If You Are Neurodivergent and in Business – Wellbeing Has to Be the Goal

Wellbeing HAS to be the goal

Ask any new business owner, budding entrepreneur or aspiring leader what their goal in business is and watch the answers appear.

I’ve sat in coaching calls, mastermind groups, and across café tables and heard it all:

  • “I just need to hire this new person and I’ll be back on track.”

  • “I want to scale into this new market, with a 20% revenue increase target.”

  • “I’ve found this new software and it’s going to make everything so much faster, so we can bill more.”

  • “Maybe if we rent a new premises or fund a fit out then we’ll be set.”

Heck, I’ve said them too.

But here’s the thing: not many people will tell you that their goal in business is wellbeing. And if you are Neurodivergent and in business, I believe it has to be.


Why Wellbeing Matters More Than Growth

Lots of Neurodivergent people experience chronic illness. Not always, but often. I’ve seen it across reports I’ve written as a therapist, and lived it myself.

I still remember the shock of scrolling my psychologist’s blog and seeing a list of chronic illnesses linked with Autism. It read like my own medical history. Seeing it all in one place was like someone finally turned the light on in a room I’d been stumbling through for years.

From 17, I’ve lived with autoimmune conditions. I can’t tell you how many times I’ve sat across a desk from a specialist only to hear the words “it’s stress-related.” I rolled my eyes so many times I thought they’d get stuck there.

For more than a decade, I lived waiting for the next crash, the next flare, the next collapse that would flatten everything I’d built. In 2015, the biggest crash hit. Three months housebound. Three years clawing my way back. And the quote that stuck with me—something I probably found on Pinterest—was:

“Health is the crown the healthy wear but only the sick can see.”

As a young person still figuring out her neurotype, those words were both devastating and validating.


Burnout Will Make the Choice for You

So why do I say wellbeing has to be the goal?

Because if you don’t prioritise it, your nervous system will.

Burnout doesn’t ask permission. It will stop you in your tracks, whether you’re ready or not. For me, every major stressor from the age of 15 carried a physical consequence. My nervous system was wired for survival, hyper-attuned to the world, and deeply impacted by every shift around me.

And once I saw the connection between my health conditions and my neurotype, the pattern became impossible to ignore


Sustainability as a Business Strategy

When I finally accepted that my body wasn’t broken, that my “stress responses” weren’t a failing to be fixed, something shifted.

I stopped performing and people-pleasing. I started listening to the interoceptive cues my body was giving me—the early warning signs of burnout.

And I realised that if I wanted a sustainable business, I needed to stop building it on someone else’s terms.

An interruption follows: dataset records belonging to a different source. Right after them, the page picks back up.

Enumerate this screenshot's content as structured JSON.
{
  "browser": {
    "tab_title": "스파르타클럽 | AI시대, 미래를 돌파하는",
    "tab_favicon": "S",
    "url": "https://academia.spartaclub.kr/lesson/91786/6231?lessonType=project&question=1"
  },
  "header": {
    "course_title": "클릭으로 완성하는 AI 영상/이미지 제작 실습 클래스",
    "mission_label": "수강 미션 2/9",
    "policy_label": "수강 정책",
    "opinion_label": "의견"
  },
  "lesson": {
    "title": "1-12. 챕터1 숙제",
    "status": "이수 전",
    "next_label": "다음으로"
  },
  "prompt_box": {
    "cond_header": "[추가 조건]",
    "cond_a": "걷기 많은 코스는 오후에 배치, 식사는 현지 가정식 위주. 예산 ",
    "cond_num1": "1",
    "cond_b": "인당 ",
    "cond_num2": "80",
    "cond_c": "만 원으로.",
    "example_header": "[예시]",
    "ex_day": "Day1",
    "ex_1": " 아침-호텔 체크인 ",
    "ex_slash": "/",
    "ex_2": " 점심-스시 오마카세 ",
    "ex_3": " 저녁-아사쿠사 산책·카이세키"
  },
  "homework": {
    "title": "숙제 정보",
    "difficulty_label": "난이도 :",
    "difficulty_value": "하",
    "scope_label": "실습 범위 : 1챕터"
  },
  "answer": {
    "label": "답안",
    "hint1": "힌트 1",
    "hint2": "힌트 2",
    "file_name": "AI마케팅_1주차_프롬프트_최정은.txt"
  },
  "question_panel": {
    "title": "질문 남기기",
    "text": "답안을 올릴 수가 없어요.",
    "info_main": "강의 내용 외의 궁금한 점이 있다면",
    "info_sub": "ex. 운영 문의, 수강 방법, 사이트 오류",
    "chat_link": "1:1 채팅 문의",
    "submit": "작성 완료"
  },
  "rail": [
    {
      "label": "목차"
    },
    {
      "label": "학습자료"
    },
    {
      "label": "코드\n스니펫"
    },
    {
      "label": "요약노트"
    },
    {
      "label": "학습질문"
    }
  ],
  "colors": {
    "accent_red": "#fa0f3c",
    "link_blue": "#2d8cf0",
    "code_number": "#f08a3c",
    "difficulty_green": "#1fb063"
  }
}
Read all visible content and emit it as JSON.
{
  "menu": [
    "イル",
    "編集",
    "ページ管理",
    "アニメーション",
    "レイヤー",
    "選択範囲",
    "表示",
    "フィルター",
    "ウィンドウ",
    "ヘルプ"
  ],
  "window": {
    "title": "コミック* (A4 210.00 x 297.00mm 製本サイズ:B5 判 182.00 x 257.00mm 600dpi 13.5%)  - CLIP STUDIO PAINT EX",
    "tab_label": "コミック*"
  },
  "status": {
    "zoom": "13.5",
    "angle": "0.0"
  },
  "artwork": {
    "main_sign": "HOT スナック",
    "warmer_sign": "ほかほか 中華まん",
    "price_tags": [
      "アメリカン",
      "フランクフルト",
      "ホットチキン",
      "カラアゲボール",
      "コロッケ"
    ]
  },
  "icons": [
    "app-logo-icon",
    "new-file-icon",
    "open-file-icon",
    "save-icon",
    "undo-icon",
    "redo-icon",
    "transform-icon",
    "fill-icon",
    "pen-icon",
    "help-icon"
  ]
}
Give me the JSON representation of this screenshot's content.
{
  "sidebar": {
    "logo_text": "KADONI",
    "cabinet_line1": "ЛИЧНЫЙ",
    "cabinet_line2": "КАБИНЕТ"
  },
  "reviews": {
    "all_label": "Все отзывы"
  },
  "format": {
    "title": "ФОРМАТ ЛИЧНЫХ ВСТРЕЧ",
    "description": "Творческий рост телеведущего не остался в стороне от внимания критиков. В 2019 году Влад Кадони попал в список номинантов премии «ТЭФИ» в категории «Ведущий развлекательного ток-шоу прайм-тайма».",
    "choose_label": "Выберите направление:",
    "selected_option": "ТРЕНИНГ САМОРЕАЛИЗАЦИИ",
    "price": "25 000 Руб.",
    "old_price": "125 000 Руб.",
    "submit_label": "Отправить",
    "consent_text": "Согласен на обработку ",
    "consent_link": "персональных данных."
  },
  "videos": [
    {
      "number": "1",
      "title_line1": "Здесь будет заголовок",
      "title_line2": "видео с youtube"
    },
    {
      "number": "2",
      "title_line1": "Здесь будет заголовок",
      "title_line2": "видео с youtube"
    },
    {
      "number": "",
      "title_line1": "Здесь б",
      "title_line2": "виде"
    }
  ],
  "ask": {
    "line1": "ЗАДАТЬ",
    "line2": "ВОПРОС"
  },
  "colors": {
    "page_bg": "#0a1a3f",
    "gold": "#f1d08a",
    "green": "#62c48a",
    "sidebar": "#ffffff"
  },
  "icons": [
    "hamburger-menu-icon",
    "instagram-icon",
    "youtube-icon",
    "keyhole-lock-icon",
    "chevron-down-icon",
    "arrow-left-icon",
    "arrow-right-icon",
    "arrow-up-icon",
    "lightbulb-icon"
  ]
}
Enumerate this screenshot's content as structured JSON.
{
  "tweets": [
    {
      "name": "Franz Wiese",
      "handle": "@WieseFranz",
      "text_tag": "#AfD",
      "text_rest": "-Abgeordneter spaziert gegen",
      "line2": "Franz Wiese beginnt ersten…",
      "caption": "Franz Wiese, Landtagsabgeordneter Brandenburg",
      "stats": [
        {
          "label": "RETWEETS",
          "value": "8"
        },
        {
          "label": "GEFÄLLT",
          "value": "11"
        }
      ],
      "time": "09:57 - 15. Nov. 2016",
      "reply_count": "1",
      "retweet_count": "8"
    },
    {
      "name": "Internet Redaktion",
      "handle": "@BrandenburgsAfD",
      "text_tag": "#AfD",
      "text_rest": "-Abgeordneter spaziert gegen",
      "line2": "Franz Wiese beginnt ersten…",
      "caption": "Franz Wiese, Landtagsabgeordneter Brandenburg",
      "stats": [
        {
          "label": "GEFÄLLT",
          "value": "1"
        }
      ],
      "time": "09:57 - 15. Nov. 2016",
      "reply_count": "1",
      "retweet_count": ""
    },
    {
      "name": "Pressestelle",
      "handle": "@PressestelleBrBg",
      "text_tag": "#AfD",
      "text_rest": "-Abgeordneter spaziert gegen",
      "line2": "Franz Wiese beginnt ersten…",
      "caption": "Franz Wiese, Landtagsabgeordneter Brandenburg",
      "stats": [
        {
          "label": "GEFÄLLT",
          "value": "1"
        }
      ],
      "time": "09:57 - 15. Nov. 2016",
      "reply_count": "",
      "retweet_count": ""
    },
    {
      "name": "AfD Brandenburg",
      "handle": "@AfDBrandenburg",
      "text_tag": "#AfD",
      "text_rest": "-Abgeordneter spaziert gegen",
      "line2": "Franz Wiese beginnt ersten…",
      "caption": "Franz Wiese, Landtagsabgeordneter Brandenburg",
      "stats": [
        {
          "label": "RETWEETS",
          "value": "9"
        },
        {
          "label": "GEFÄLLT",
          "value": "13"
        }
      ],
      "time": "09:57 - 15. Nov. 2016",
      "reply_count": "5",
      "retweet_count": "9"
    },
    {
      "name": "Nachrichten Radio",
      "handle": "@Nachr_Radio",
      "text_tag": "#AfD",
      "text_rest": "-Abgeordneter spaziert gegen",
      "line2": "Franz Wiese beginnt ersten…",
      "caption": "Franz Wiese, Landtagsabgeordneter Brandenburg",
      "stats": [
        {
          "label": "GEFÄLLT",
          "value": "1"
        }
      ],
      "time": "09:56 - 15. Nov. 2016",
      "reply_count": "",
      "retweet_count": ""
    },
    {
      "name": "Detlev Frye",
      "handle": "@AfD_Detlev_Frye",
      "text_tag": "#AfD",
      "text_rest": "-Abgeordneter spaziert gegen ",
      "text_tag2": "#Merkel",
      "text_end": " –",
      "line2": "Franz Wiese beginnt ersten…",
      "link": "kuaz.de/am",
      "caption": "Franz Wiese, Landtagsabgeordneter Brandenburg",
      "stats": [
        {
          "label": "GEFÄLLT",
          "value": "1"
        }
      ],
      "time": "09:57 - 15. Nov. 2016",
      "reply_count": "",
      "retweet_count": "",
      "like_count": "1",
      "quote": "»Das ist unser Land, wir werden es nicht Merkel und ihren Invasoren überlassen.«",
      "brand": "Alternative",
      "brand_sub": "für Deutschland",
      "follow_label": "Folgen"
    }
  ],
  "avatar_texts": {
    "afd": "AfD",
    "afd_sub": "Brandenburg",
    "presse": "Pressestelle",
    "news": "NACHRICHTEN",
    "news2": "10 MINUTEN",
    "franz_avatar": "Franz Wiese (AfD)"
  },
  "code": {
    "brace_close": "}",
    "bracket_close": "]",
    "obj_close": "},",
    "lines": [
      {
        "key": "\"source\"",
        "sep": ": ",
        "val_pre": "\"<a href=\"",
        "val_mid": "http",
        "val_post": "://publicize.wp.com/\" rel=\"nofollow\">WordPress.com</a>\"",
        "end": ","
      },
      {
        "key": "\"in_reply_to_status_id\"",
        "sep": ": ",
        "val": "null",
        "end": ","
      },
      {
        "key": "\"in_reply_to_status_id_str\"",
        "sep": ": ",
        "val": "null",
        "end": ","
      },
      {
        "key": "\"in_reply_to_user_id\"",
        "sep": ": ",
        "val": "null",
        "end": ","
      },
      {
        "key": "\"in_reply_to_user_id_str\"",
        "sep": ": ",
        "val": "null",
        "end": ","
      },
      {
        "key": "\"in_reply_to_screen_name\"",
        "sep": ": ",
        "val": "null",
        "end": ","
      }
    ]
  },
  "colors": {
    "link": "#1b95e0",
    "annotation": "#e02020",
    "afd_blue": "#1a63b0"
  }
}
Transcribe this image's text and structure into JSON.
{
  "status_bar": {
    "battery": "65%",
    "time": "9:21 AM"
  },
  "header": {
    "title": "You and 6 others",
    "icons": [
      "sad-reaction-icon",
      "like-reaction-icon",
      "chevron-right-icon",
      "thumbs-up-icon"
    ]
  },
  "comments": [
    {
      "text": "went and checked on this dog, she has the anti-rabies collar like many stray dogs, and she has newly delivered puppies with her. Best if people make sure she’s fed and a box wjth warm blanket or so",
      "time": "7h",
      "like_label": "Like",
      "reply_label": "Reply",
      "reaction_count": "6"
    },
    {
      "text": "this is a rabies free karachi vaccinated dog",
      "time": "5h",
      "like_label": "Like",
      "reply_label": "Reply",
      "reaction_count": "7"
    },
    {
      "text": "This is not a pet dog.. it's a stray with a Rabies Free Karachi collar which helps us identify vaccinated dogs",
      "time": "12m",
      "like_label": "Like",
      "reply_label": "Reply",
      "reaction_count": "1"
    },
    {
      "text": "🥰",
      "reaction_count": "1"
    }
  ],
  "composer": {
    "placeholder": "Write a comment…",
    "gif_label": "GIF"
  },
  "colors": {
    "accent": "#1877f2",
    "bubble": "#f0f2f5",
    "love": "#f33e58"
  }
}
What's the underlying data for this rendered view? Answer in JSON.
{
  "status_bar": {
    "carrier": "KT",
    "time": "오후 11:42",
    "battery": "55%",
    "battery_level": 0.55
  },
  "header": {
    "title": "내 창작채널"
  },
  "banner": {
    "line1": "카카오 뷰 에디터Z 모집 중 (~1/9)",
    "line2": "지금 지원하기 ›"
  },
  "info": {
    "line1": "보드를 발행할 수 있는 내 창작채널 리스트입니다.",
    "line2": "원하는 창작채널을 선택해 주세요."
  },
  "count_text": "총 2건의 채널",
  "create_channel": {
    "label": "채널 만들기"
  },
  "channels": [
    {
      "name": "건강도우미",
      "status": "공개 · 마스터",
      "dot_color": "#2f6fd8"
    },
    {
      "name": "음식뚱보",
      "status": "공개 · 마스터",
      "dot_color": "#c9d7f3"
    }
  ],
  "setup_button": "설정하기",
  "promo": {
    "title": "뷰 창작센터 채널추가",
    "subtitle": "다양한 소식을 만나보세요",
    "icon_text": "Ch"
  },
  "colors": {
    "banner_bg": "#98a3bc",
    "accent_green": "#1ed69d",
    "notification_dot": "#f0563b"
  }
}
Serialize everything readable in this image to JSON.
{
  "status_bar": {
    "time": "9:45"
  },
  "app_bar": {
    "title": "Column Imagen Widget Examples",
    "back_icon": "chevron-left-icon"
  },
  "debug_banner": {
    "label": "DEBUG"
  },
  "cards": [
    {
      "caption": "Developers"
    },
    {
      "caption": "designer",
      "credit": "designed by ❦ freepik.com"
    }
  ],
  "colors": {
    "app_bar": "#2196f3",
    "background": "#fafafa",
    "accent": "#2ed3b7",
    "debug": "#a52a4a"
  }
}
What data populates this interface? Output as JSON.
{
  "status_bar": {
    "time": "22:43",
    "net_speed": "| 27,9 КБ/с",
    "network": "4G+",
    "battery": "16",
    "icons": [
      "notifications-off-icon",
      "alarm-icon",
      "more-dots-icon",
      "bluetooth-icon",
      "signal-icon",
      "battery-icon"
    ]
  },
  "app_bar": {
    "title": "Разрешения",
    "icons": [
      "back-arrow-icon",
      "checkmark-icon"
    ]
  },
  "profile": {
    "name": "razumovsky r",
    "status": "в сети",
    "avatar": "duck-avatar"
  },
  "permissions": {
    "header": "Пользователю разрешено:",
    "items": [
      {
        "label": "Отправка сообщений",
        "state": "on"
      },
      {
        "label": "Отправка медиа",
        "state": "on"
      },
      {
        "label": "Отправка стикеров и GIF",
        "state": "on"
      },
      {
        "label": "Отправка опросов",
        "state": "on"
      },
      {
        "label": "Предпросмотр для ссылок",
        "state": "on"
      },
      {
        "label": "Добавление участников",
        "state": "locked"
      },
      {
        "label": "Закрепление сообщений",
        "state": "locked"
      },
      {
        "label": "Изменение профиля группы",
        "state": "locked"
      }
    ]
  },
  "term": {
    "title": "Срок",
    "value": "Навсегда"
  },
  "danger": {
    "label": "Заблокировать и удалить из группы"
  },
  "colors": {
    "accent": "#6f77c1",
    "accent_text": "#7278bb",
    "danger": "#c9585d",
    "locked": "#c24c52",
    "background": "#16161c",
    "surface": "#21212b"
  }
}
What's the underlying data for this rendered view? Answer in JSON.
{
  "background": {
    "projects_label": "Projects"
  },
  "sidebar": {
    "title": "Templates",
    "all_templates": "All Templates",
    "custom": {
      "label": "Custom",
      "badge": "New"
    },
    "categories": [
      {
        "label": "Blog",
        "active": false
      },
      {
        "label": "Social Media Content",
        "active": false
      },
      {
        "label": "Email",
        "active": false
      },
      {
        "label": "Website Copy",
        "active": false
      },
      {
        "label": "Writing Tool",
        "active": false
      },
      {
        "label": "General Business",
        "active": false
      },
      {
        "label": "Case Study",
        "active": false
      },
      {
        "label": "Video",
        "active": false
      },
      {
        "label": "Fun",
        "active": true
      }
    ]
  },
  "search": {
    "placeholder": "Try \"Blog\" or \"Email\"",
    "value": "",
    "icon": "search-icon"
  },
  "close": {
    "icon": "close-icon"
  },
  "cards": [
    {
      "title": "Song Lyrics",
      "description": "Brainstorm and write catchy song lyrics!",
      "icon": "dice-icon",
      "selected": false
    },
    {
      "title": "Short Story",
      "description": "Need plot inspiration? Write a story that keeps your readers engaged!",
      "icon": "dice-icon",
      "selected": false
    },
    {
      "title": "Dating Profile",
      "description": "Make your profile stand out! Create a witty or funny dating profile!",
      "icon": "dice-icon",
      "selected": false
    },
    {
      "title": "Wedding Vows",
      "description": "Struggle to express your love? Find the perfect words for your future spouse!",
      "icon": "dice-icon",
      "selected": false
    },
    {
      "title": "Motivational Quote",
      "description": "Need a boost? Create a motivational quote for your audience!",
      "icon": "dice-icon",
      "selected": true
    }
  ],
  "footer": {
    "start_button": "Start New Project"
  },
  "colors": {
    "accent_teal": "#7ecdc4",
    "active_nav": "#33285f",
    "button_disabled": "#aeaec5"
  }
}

The systems that say “more hours, more hires, more revenue, more scale” are not designed with us in mind. They’re designed for neurotypical brains. For us, sustainability starts with wellbeing. Because from wellbeing comes creativity, innovation, and profit that doesn’t burn us to the ground.


What’s My Goal Now?

Sure, I can still talk about scaling, creative projects, or the newest system I’ve found. But those things are secondary.

My real goal is this: to work in a way that authentically meets my neurotype needs and puts wellbeing first.

Because without wellbeing, the rest doesn’t matter.


Want to Learn How?

This is exactly why I created my masterclass:

What I Wish I Knew: 5 Lessons for Working in Alignment With Your Neurodivergent Brain in Business

And why I started the community:

🌿 Neurodivergent Entrepreneurs: Business That Fits Your Brain

Because when we build from wellbeing, the rest—creativity, income, impact—will follow.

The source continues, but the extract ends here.